Since $g(x) \gt 0$ for all $x \in [a, b]$, we have:
$$mg(x) \leq f(x)g(x) \leq Mg(x) \qquad \text{for all } x \in [a, b]$$
Now, since $m \lt f(x) \lt M$ for all $x \in K$ and $K \subseteq [a, b]$, we may change to strict inequalities upon integration:
$$\int_a^bmg(x)dx \lt \int_a^bf(x)g(x)dx \lt \int_a^bMg(x)dx$$
$$m\int_a^bg(x)dx \lt \int_a^bf(x)g(x)dx \lt M\int_a^bg(x)dx$$
Since $g(x) \gt 0$ for all $x \in [a, b]$, we know $\int_a^bg(x)dx \gt 0$.  Thus, we have:
$$m \lt \frac{\int_a^bf(x)g(x)dx}{\int_a^bg(x)dx} \lt M$$
$$f(s) \lt \frac{\int_a^bf(x)g(x)dx}{\int_a^bg(x)dx} \lt f(t)$$
Finally, since $f$ is continuous and $[a, b]$ is connected, we are guaranteed by the Intermediate Value Theorem that there is some $c$ between $s$ and $t$ such that:
$$f(c) = \frac{\int_a^bf(x)g(x)dx}{\int_a^bg(x)dx}$$
Therefore, there is indeed a $c \in (a, b)$ such that $\int_a^bf(x)g(x)dx = f(c)\int_a^bg(x)dx$.

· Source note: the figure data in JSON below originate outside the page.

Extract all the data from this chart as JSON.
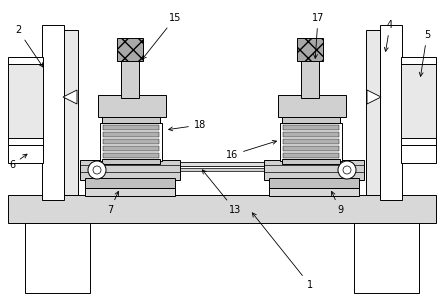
{
  "bg_color": "#ffffff",
  "lc": "#000000",
  "gray1": "#c8c8c8",
  "gray2": "#e0e0e0",
  "gray3": "#d0d0d0",
  "gray4": "#b8b8b8"
}
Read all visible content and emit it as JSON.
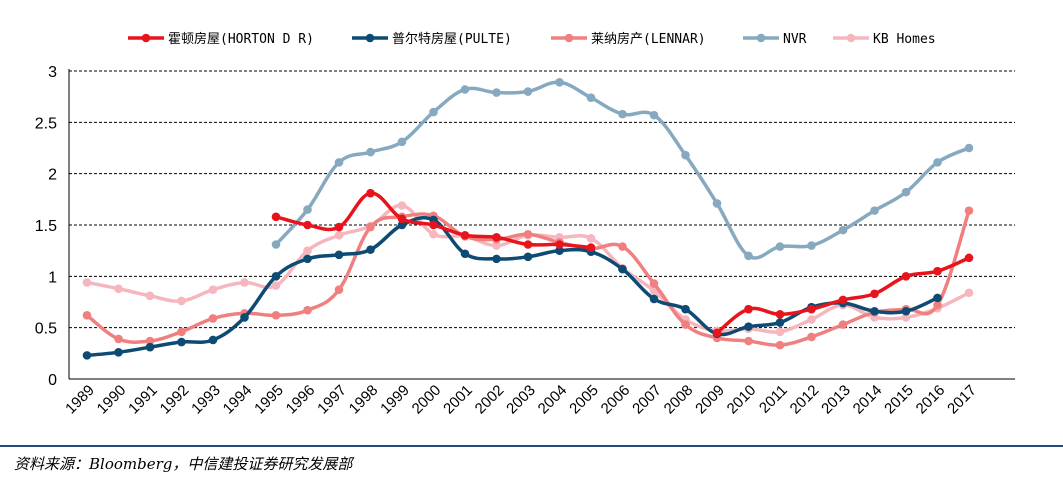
{
  "source_note": "资料来源：Bloomberg，中信建投证券研究发展部",
  "chart_data": {
    "type": "line",
    "x": [
      "1989",
      "1990",
      "1991",
      "1992",
      "1993",
      "1994",
      "1995",
      "1996",
      "1997",
      "1998",
      "1999",
      "2000",
      "2001",
      "2002",
      "2003",
      "2004",
      "2005",
      "2006",
      "2007",
      "2008",
      "2009",
      "2010",
      "2011",
      "2012",
      "2013",
      "2014",
      "2015",
      "2016",
      "2017"
    ],
    "ylim": [
      0,
      3
    ],
    "yticks": [
      "0",
      "0.5",
      "1",
      "1.5",
      "2",
      "2.5",
      "3"
    ],
    "grid": "dashed horizontal",
    "legend_position": "top",
    "series": [
      {
        "name": "霍顿房屋(HORTON D R)",
        "color": "#e8141c",
        "values": [
          null,
          null,
          null,
          null,
          null,
          null,
          1.58,
          1.5,
          1.48,
          1.81,
          1.56,
          1.5,
          1.4,
          1.38,
          1.31,
          1.31,
          1.28,
          null,
          null,
          null,
          0.45,
          0.68,
          0.63,
          0.68,
          0.77,
          0.83,
          1.0,
          1.05,
          1.18
        ]
      },
      {
        "name": "普尔特房屋(PULTE)",
        "color": "#0d4a74",
        "values": [
          0.23,
          0.26,
          0.31,
          0.36,
          0.38,
          0.6,
          1.0,
          1.17,
          1.21,
          1.26,
          1.5,
          1.55,
          1.22,
          1.17,
          1.19,
          1.25,
          1.24,
          1.07,
          0.78,
          0.68,
          0.44,
          0.51,
          0.55,
          0.7,
          0.74,
          0.66,
          0.66,
          0.79,
          null
        ]
      },
      {
        "name": "莱纳房产(LENNAR)",
        "color": "#f08080",
        "values": [
          0.62,
          0.39,
          0.37,
          0.46,
          0.59,
          0.64,
          0.62,
          0.67,
          0.87,
          1.48,
          1.58,
          1.59,
          1.39,
          1.36,
          1.41,
          1.33,
          1.27,
          1.29,
          0.93,
          0.53,
          0.4,
          0.37,
          0.33,
          0.41,
          0.53,
          0.65,
          0.68,
          0.72,
          1.64
        ]
      },
      {
        "name": "NVR",
        "color": "#87a9c0",
        "values": [
          null,
          null,
          null,
          null,
          null,
          null,
          1.31,
          1.65,
          2.11,
          2.21,
          2.31,
          2.6,
          2.82,
          2.79,
          2.8,
          2.89,
          2.74,
          2.58,
          2.57,
          2.18,
          1.71,
          1.2,
          1.29,
          1.3,
          1.45,
          1.64,
          1.82,
          2.11,
          2.25
        ]
      },
      {
        "name": "KB Homes",
        "color": "#f6b6bd",
        "values": [
          0.94,
          0.88,
          0.81,
          0.76,
          0.87,
          0.94,
          0.91,
          1.25,
          1.4,
          1.49,
          1.69,
          1.41,
          1.39,
          1.3,
          1.4,
          1.38,
          1.37,
          1.08,
          0.86,
          0.58,
          0.47,
          0.49,
          0.46,
          0.58,
          0.72,
          0.6,
          0.6,
          0.69,
          0.84
        ]
      }
    ]
  }
}
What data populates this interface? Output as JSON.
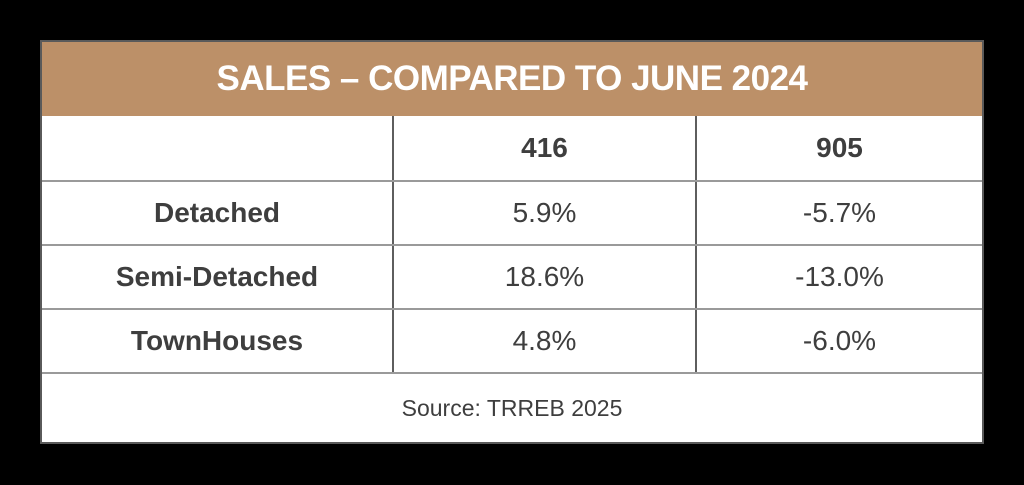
{
  "chart_data": {
    "type": "table",
    "title": "SALES – COMPARED TO JUNE 2024",
    "columns": [
      "",
      "416",
      "905"
    ],
    "rows": [
      [
        "Detached",
        "5.9%",
        "-5.7%"
      ],
      [
        "Semi-Detached",
        "18.6%",
        "-13.0%"
      ],
      [
        "TownHouses",
        "4.8%",
        "-6.0%"
      ]
    ],
    "series": [
      {
        "name": "416",
        "values": [
          5.9,
          18.6,
          4.8
        ]
      },
      {
        "name": "905",
        "values": [
          -5.7,
          -13.0,
          -6.0
        ]
      }
    ],
    "source": "Source: TRREB 2025"
  },
  "table": {
    "title": "SALES – COMPARED TO JUNE 2024",
    "columns": {
      "col1": "",
      "col2": "416",
      "col3": "905"
    },
    "rows": [
      {
        "label": "Detached",
        "values": [
          "5.9%",
          "-5.7%"
        ]
      },
      {
        "label": "Semi-Detached",
        "values": [
          "18.6%",
          "-13.0%"
        ]
      },
      {
        "label": "TownHouses",
        "values": [
          "4.8%",
          "-6.0%"
        ]
      }
    ],
    "source": "Source: TRREB 2025"
  },
  "colors": {
    "background": "#000000",
    "card_background": "#ffffff",
    "title_background": "#bc9068",
    "title_text": "#ffffff",
    "body_text": "#3e3e3e",
    "horizontal_border": "#9a9a9a",
    "vertical_border": "#5e5e5e"
  }
}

In both cases, we were able to supply the desired $c$.  QED.
A: From OP's question and answer it is clear that he is interested in ensuring that $c \in (a, b)$ instead of $c \in [a, b]$ in the statement of mean value theorem for integrals. The result is true but somewhat difficult to establish. A much simpler approach is to use the Cauchy's Mean Value theorem with $$F(x) = \int_{a}^{x}f(t)g(t)\,dt, G(x) = \int_{a}^{x}g(t)\,dt$$ Since $f, g$ are continuous on $[a, b]$ and $g$ is positive, the functions $F, G$ satisfy all the conditions of Cauchy's Mean Value Theorem and therefore $$\frac{F(b) - F(a)}{G(b) - G(a)} = \frac{F'(c)}{G'(c)}$$ for some $c \in (a, b)$. This means that $$\int_{a}^{b}f(x)g(x)\,dx = f(c)\int_{a}^{b}g(x)\,dx$$ for some $c \in (a, b)$.
This is one of the reasons that the mean value theorem for derivatives is a much more powerful result than the mean value theorem for integrals. See this answer also in this regard.